For years webmasters have been following one of SEO’s golden
rules: get lots of quality backlinks in order to help your site get top
rankings on Google. And over the past couple years this has become a lot trickier
as Google began penalizing sites with poor quality backlinks.
As a consequence, many webmasters have shifted a lot of
their work from link building to creating quality content that visitors want to
share, and now Google has updated their Ranking help article to reflect accurately
this.
First spotted by Erik Baemlisberger, the article now states:
In general, webmasters can improve the rank of their sites
by creating high-quality sites that users will want to use and share.

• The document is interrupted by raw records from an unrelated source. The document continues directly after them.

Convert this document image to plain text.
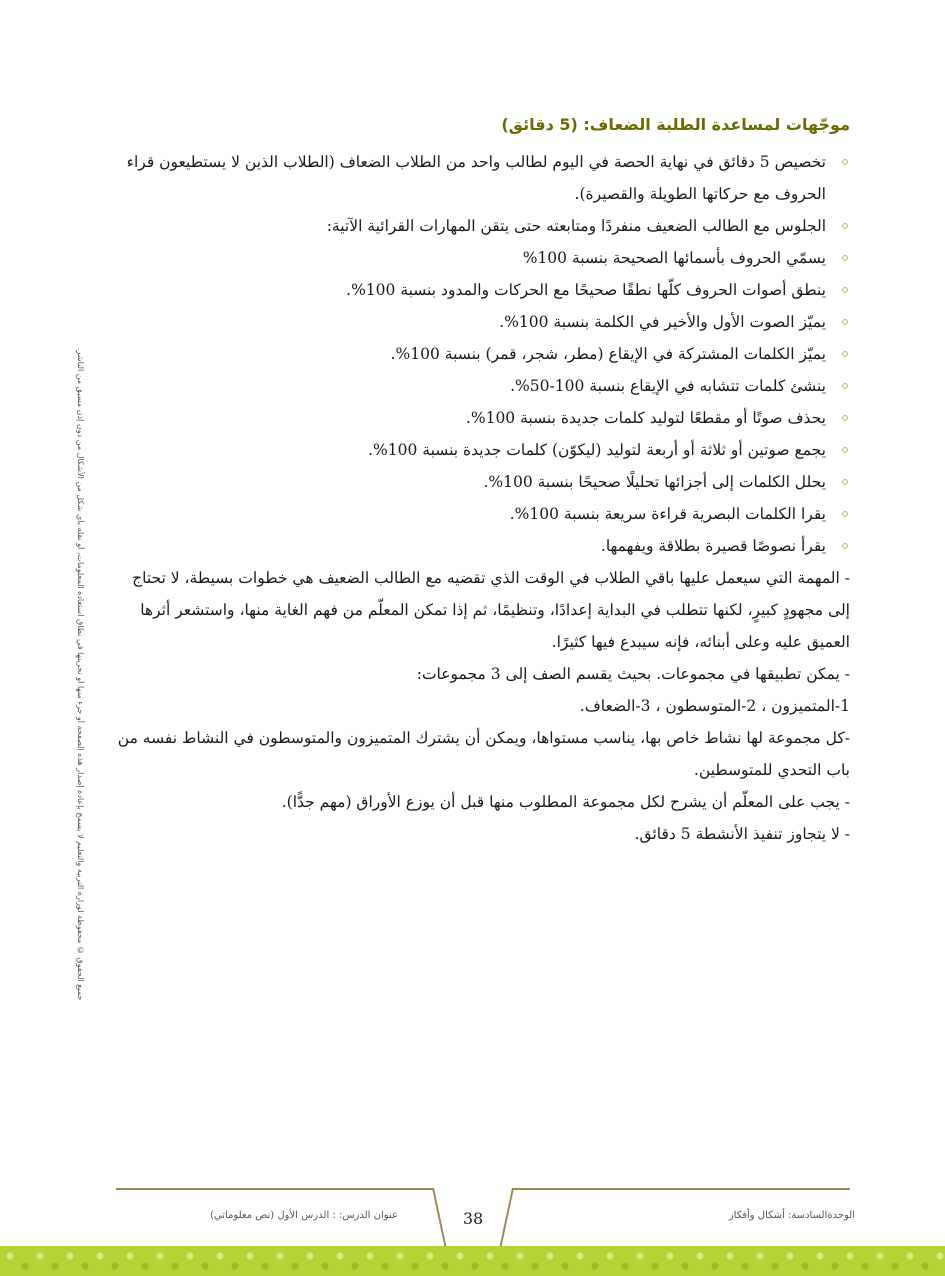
موجّهات لمساعدة الطلبة الضعاف: (5 دقائق)
تخصيص 5 دقائق في نهاية الحصة في اليوم لطالب واحد من الطلاب الضعاف (الطلاب الذين لا يستطيعون قراء الحروف مع حركاتها الطويلة والقصيرة).
الجلوس مع الطالب الضعيف منفردًا ومتابعته حتى يتقن المهارات القرائية الآتية:
يسمّي الحروف بأسمائها الصحيحة بنسبة 100%
ينطق أصوات الحروف كلّها نطقًا صحيحًا مع الحركات والمدود بنسبة 100%.
يميّز الصوت الأول والأخير في الكلمة بنسبة 100%.
يميّز الكلمات المشتركة في الإيقاع (مطر، شجر، قمر) بنسبة 100%.
ينشئ كلمات تتشابه في الإيقاع بنسبة 100-50%.
يحذف صوتًا أو مقطعًا لتوليد كلمات جديدة بنسبة 100%.
يجمع صوتين أو ثلاثة أو أربعة لتوليد (ليكوّن) كلمات جديدة بنسبة 100%.
يحلل الكلمات إلى أجزائها تحليلًا صحيحًا بنسبة 100%.
يقرا الكلمات البصرية قراءة سريعة بنسبة 100%.
يقرأ نصوصًا قصيرة بطلاقة ويفهمها.

- المهمة التي سيعمل عليها باقي الطلاب في الوقت الذي تقضيه مع الطالب الضعيف هي خطوات بسيطة، لا تحتاج إلى مجهودٍ كبيرٍ، لكنها تتطلب في البداية إعدادًا، وتنظيمًا، ثم إذا تمكن المعلّم من فهم الغاية منها، واستشعر أثرها العميق عليه وعلى أبنائه، فإنه سيبدع فيها كثيرًا.

- يمكن تطبيقها في مجموعات. بحيث يقسم الصف إلى 3 مجموعات:

1-المتميزون ، 2-المتوسطون ، 3-الضعاف.

-كل مجموعة لها نشاط خاص بها، يناسب مستواها، ويمكن أن يشترك المتميزون والمتوسطون في النشاط نفسه من باب التحدي للمتوسطين.

- يجب على المعلّم أن يشرح لكل مجموعة المطلوب منها قبل أن يوزع الأوراق (مهم جدًّا).

- لا يتجاوز تنفيذ الأنشطة 5 دقائق.

جميع الحقوق © محفوظة لوزارة التربية والتعليم لا يسمح بإعادة إصدار هذه الصفحة أو جزء منها أو تخزينها في نطاق استعادة المعلومات، أو نقله بأي شكل من الأشكال من دون إذن مسبق من الناشر.
الوحدةالسادسة: أشكال وأفكار
38
عنوان الدرس: : الدرس الأول (نص معلوماتي)
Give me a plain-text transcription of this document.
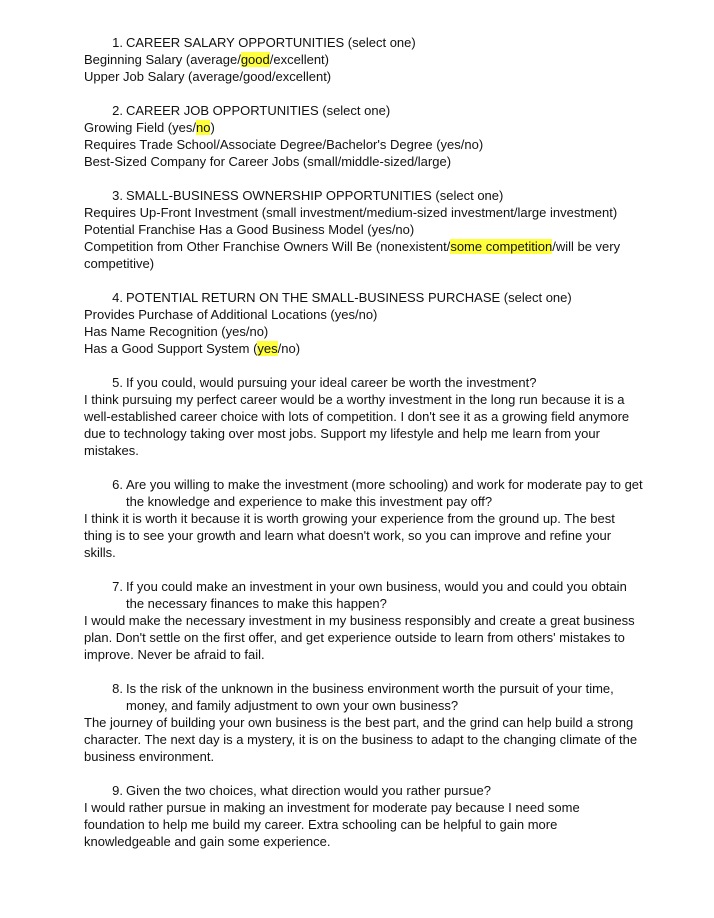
1. CAREER SALARY OPPORTUNITIES (select one)
Beginning Salary (average/good/excellent)
Upper Job Salary (average/good/excellent)
2. CAREER JOB OPPORTUNITIES (select one)
Growing Field (yes/no)
Requires Trade School/Associate Degree/Bachelor's Degree (yes/no)
Best-Sized Company for Career Jobs (small/middle-sized/large)
3. SMALL-BUSINESS OWNERSHIP OPPORTUNITIES (select one)
Requires Up-Front Investment (small investment/medium-sized investment/large investment)
Potential Franchise Has a Good Business Model (yes/no)
Competition from Other Franchise Owners Will Be (nonexistent/some competition/will be very competitive)
4. POTENTIAL RETURN ON THE SMALL-BUSINESS PURCHASE (select one)
Provides Purchase of Additional Locations (yes/no)
Has Name Recognition (yes/no)
Has a Good Support System (yes/no)
5. If you could, would pursuing your ideal career be worth the investment?

I think pursuing my perfect career would be a worthy investment in the long run because it is a well-established career choice with lots of competition. I don't see it as a growing field anymore due to technology taking over most jobs. Support my lifestyle and help me learn from your mistakes.

6. Are you willing to make the investment (more schooling) and work for moderate pay to get the knowledge and experience to make this investment pay off?

I think it is worth it because it is worth growing your experience from the ground up. The best thing is to see your growth and learn what doesn't work, so you can improve and refine your skills.

7. If you could make an investment in your own business, would you and could you obtain the necessary finances to make this happen?

I would make the necessary investment in my business responsibly and create a great business plan. Don't settle on the first offer, and get experience outside to learn from others' mistakes to improve. Never be afraid to fail.

8. Is the risk of the unknown in the business environment worth the pursuit of your time, money, and family adjustment to own your own business?

The journey of building your own business is the best part, and the grind can help build a strong character. The next day is a mystery, it is on the business to adapt to the changing climate of the business environment.

9. Given the two choices, what direction would you rather pursue?

I would rather pursue in making an investment for moderate pay because I need some foundation to help me build my career. Extra schooling can be helpful to gain more knowledgeable and gain some experience.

Previously, the article stated:
In general, webmasters can look up the rank of their sites
by increasing the number of high-quality sites that link to their pages.
For those who despise link building, and the negative SEO aspect of competitors pointing bad links to websites, the fact that Google is
putting greater importance on sites that users want to use and share will be
good news to many webmasters.
It also isn't surprising that Google wants to put that
emphasis on the sharing feature as well, particularly with Google+ and how it
interacts with searchers who are logged into their Google account. I believe
aspects of this will be given greater weight in the search algorithm, at least
until the spammers figure out how to develop it on a large scale.
Google's Matt Cutts not long ago signalled this shift, when
he mentioned that putting too great of an emphasis on link building is one of
the top 5 basic SEO mistakes.
"I wouldn't put too much of a tunnel vision focus on
just links," Cutts said. "I would try to think instead about what I
can do to market my website to make it better known within my community, or
more broadly, without only thinking about search engines."